Hugh S Bradlow, CTO, Telstra is speaking on the smart home revolution on Day Three of the Broadband World Forum 2012, taking place on the 16 – 18 October 2012 at the RAI Exhibition and Convention Centre, Amsterdam, the Netherlands. Ahead of the show we speak with him about his views on traffic management and where carriers can add value for consumers.
What were the big milestones for Telstra in the last 12 months?
Last month we announced a dramatic expansion of our 4G service in Australia. Encouraged by reaching over 500,000 4G customers in less than 12 months, we are now set to more than double our 4G coverage area in Sydney, Melbourne, Brisbane, Adelaide and Perth, extending to approximately two-thirds of the population within the next ten months.
Where do you stand on bandwidth caps, line throttling and traffic management?
Usage caps have been part of the Australian internet scene since the beginning. Economist J.K. Galbraith once described Australia as the “biggest mistake in position God ever made”, so access to the internet in the early days was constrained by the cost of the overseas links, hence the introduction of usage caps. When users exceed their usage cap on fixed broadband, we may throttle their lines down to dial up speeds. This helps to avoid bill shock and is good usage management practice. We do not currently implement traffic management. However, these practices are increasingly being used by ISPs outside Australia to ensure fair usage of internet resources amongst users.
There is often criticism that ISP and governments are not rolling out networks that are fast enough – but we also hear that few customers are yet paying for higher speeds? Why is there such a disconnect?
Users perceive the value that the applications and services deliver to them. As long as the network does not inhibit the performance or reliability of those applications, they do not perceive the value in the network. It is only when the applications exceed the capability of the network that they see the value in upgrading.
Many see OTT services as a major threat? Do you?

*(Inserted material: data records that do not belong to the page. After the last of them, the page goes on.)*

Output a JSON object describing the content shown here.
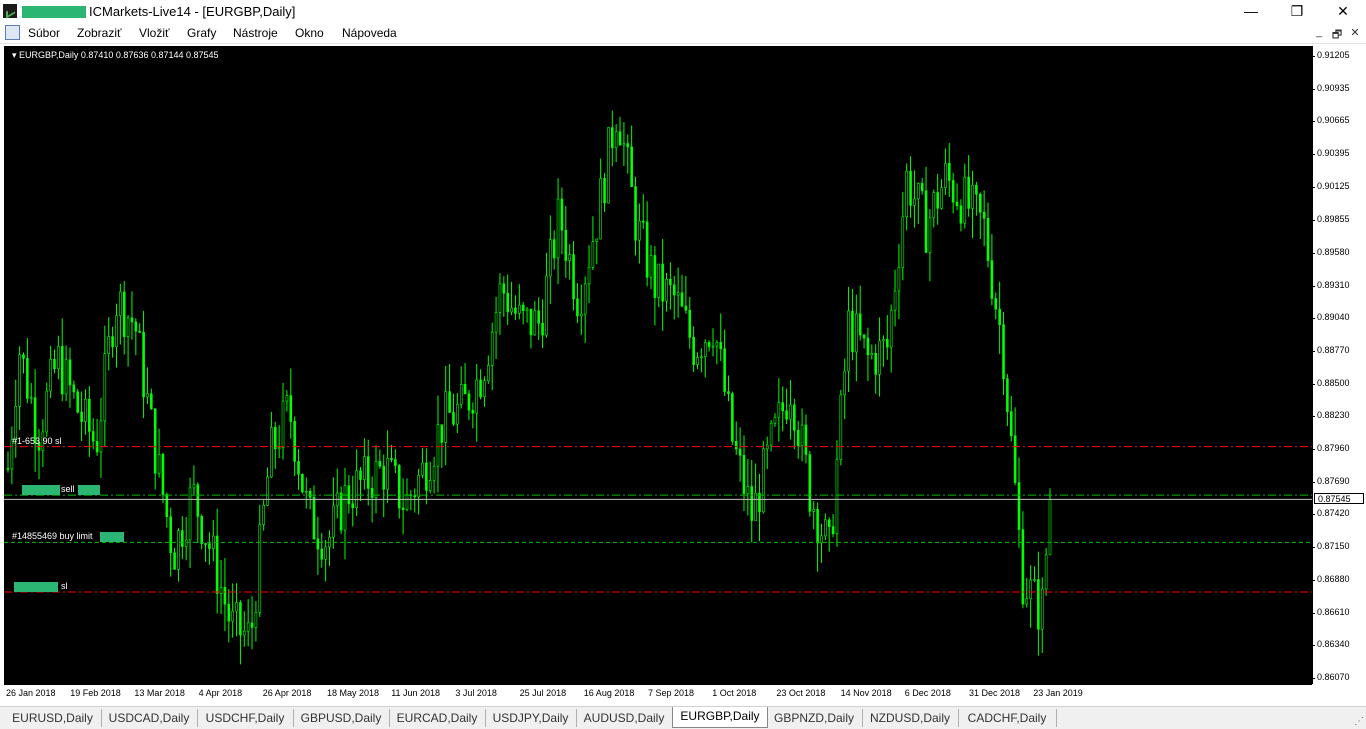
{
  "window": {
    "title": "ICMarkets-Live14 - [EURGBP,Daily]",
    "minimize": "—",
    "maximize": "❐",
    "close": "✕"
  },
  "menu": {
    "items": [
      "Súbor",
      "Zobraziť",
      "Vložiť",
      "Grafy",
      "Nástroje",
      "Okno",
      "Nápoveda"
    ],
    "mdi_minimize": "_",
    "mdi_restore": "🗗",
    "mdi_close": "✕"
  },
  "chart": {
    "header": "EURGBP,Daily  0.87410 0.87636 0.87144 0.87545",
    "current_price": "0.87545",
    "background": "#000000",
    "candle_color": "#00ff00",
    "price_ticks": [
      "0.91205",
      "0.90935",
      "0.90665",
      "0.90395",
      "0.90125",
      "0.89855",
      "0.89580",
      "0.89310",
      "0.89040",
      "0.88770",
      "0.88500",
      "0.88230",
      "0.87960",
      "0.87690",
      "0.87420",
      "0.87150",
      "0.86880",
      "0.86610",
      "0.86340",
      "0.86070"
    ],
    "time_ticks": [
      "26 Jan 2018",
      "19 Feb 2018",
      "13 Mar 2018",
      "4 Apr 2018",
      "26 Apr 2018",
      "18 May 2018",
      "11 Jun 2018",
      "3 Jul 2018",
      "25 Jul 2018",
      "16 Aug 2018",
      "7 Sep 2018",
      "1 Oct 2018",
      "23 Oct 2018",
      "14 Nov 2018",
      "6 Dec 2018",
      "31 Dec 2018",
      "23 Jan 2019"
    ],
    "order_lines": [
      {
        "label": "#1-653 90 sl",
        "color": "#ff0000",
        "style": "dash-dot"
      },
      {
        "label": "sell",
        "color": "#00c000",
        "style": "dash-dot"
      },
      {
        "label": "#14855469 buy limit",
        "color": "#00c000",
        "style": "dash"
      },
      {
        "label": "sl",
        "color": "#ff0000",
        "style": "dash-dot"
      }
    ]
  },
  "chart_data": {
    "type": "candlestick",
    "symbol": "EURGBP",
    "timeframe": "Daily",
    "last": {
      "open": 0.8741,
      "high": 0.87636,
      "low": 0.87144,
      "close": 0.87545
    },
    "ylim": [
      0.8607,
      0.91205
    ],
    "order_levels": [
      0.8798,
      0.8758,
      0.8719,
      0.8678
    ],
    "close_path": [
      {
        "date": "2018-01-22",
        "close": 0.878
      },
      {
        "date": "2018-01-26",
        "close": 0.888
      },
      {
        "date": "2018-02-02",
        "close": 0.881
      },
      {
        "date": "2018-02-09",
        "close": 0.887
      },
      {
        "date": "2018-02-16",
        "close": 0.883
      },
      {
        "date": "2018-02-23",
        "close": 0.88
      },
      {
        "date": "2018-03-02",
        "close": 0.892
      },
      {
        "date": "2018-03-09",
        "close": 0.89
      },
      {
        "date": "2018-03-16",
        "close": 0.88
      },
      {
        "date": "2018-03-23",
        "close": 0.871
      },
      {
        "date": "2018-03-30",
        "close": 0.876
      },
      {
        "date": "2018-04-06",
        "close": 0.871
      },
      {
        "date": "2018-04-13",
        "close": 0.865
      },
      {
        "date": "2018-04-20",
        "close": 0.864
      },
      {
        "date": "2018-04-27",
        "close": 0.879
      },
      {
        "date": "2018-05-04",
        "close": 0.883
      },
      {
        "date": "2018-05-11",
        "close": 0.874
      },
      {
        "date": "2018-05-18",
        "close": 0.872
      },
      {
        "date": "2018-05-25",
        "close": 0.876
      },
      {
        "date": "2018-06-01",
        "close": 0.877
      },
      {
        "date": "2018-06-08",
        "close": 0.878
      },
      {
        "date": "2018-06-15",
        "close": 0.875
      },
      {
        "date": "2018-06-22",
        "close": 0.878
      },
      {
        "date": "2018-06-29",
        "close": 0.882
      },
      {
        "date": "2018-07-06",
        "close": 0.883
      },
      {
        "date": "2018-07-13",
        "close": 0.886
      },
      {
        "date": "2018-07-20",
        "close": 0.893
      },
      {
        "date": "2018-07-27",
        "close": 0.89
      },
      {
        "date": "2018-08-03",
        "close": 0.89
      },
      {
        "date": "2018-08-10",
        "close": 0.899
      },
      {
        "date": "2018-08-17",
        "close": 0.892
      },
      {
        "date": "2018-08-24",
        "close": 0.899
      },
      {
        "date": "2018-08-31",
        "close": 0.908
      },
      {
        "date": "2018-09-07",
        "close": 0.898
      },
      {
        "date": "2018-09-14",
        "close": 0.893
      },
      {
        "date": "2018-09-21",
        "close": 0.892
      },
      {
        "date": "2018-09-28",
        "close": 0.888
      },
      {
        "date": "2018-10-05",
        "close": 0.89
      },
      {
        "date": "2018-10-12",
        "close": 0.88
      },
      {
        "date": "2018-10-19",
        "close": 0.874
      },
      {
        "date": "2018-10-26",
        "close": 0.88
      },
      {
        "date": "2018-11-02",
        "close": 0.885
      },
      {
        "date": "2018-11-09",
        "close": 0.876
      },
      {
        "date": "2018-11-16",
        "close": 0.871
      },
      {
        "date": "2018-11-23",
        "close": 0.89
      },
      {
        "date": "2018-11-30",
        "close": 0.887
      },
      {
        "date": "2018-12-07",
        "close": 0.888
      },
      {
        "date": "2018-12-14",
        "close": 0.902
      },
      {
        "date": "2018-12-21",
        "close": 0.898
      },
      {
        "date": "2018-12-28",
        "close": 0.902
      },
      {
        "date": "2019-01-04",
        "close": 0.9
      },
      {
        "date": "2019-01-11",
        "close": 0.898
      },
      {
        "date": "2019-01-18",
        "close": 0.888
      },
      {
        "date": "2019-01-25",
        "close": 0.869
      },
      {
        "date": "2019-02-01",
        "close": 0.866
      },
      {
        "date": "2019-02-04",
        "close": 0.8755
      }
    ]
  },
  "tabs": [
    "EURUSD,Daily",
    "USDCAD,Daily",
    "USDCHF,Daily",
    "GBPUSD,Daily",
    "EURCAD,Daily",
    "USDJPY,Daily",
    "AUDUSD,Daily",
    "EURGBP,Daily",
    "GBPNZD,Daily",
    "NZDUSD,Daily",
    "CADCHF,Daily"
  ],
  "active_tab": "EURGBP,Daily"
}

We see OTT services as part of a suite of functionality that delivers value to our customers. As such, we try and ensure that our customers can get access to the services that they desire and require and facilitate this where possible.
Where can the carriers add value for the customer?
The business of carriers is to be service providers—we connect customers to the technology solutions that they want to use. We can add value by creating reliable, consistent, low latency, high throughput network services, by helping customers restore services in the event of inevitable failures and providing them with support through stores, contact centres and online channels and by offering them additional functions and features such as video conferencing services.
Could 4G services affect the demand for superfast fixed line broadband?
Telstra has long said that we view fixed and mobile broadband as complimentary services. There will be a degree of substitution between fixed and mobile services, however, even high speed wireless technologies are a shared access medium and thus less suited than fixed broadband to delivering media-centric services such as high definition video on demand. I believe there will continue to be strong demand for fixed broadband services as the importance of video services continues to grow.
Net neutrality has been enshrined in law in the Netherlands. What’s your stance on this?
My stance is that rigid rules dictating how technically complex systems such as networks, particularly mobile ones, operate would stifle innovation and reduce competition. As long as ISPs are clear and transparent about the way their networks operate, consumers should be allowed to choose the service that best suits their individual needs.
Is there enough innovation in the industry? If so, can you provide examples?
The telco industry by its nature is about making big capital bets so you cannot afford big risks. However, there is plenty of innovation in the industry. To cite a Telstra example, in 2006 we launched our Next G network. At the time we chose to launch WCDMA at 850MHz in order to make our 3G network our coverage network. This was seen as radically different from previous 3G launches where the 2G network remained the coverage network. However, as a result we cover in excess of 99 pre cent of Australia’s population with a 3G network that now has HSPA across the entire network and is more than three times larger in terms of coverage area than our 2G network.
What are the major challenges that you expect to face in the next few years?
I think that everyone in the industry recognises that the biggest challenge is supporting the massive growth in data demand cost effectively. However, I believe that there are some additional challenges: on the mobile side, battery life is becoming a bug bear for many devices, particularly smartphones; network consistency—by which I mean coverage and capacity as well as reliability i.e. the ability to be sure that you will get the network service you need when you need it—is going to be vital, as services increasingly become cloud based. For full service operators such as us, the ability to deliver value to our customers in terms of services and features is also critical.
What are you hoping to get out of attending the Broadband World Forum 2012?
The Broadband World Forum is one of the events on the global calendar where you get a gathering of the whole industry. It is a chance to hear what others are doing, garner ideas for innovation and to meet industry colleagues and share ideas and experiences.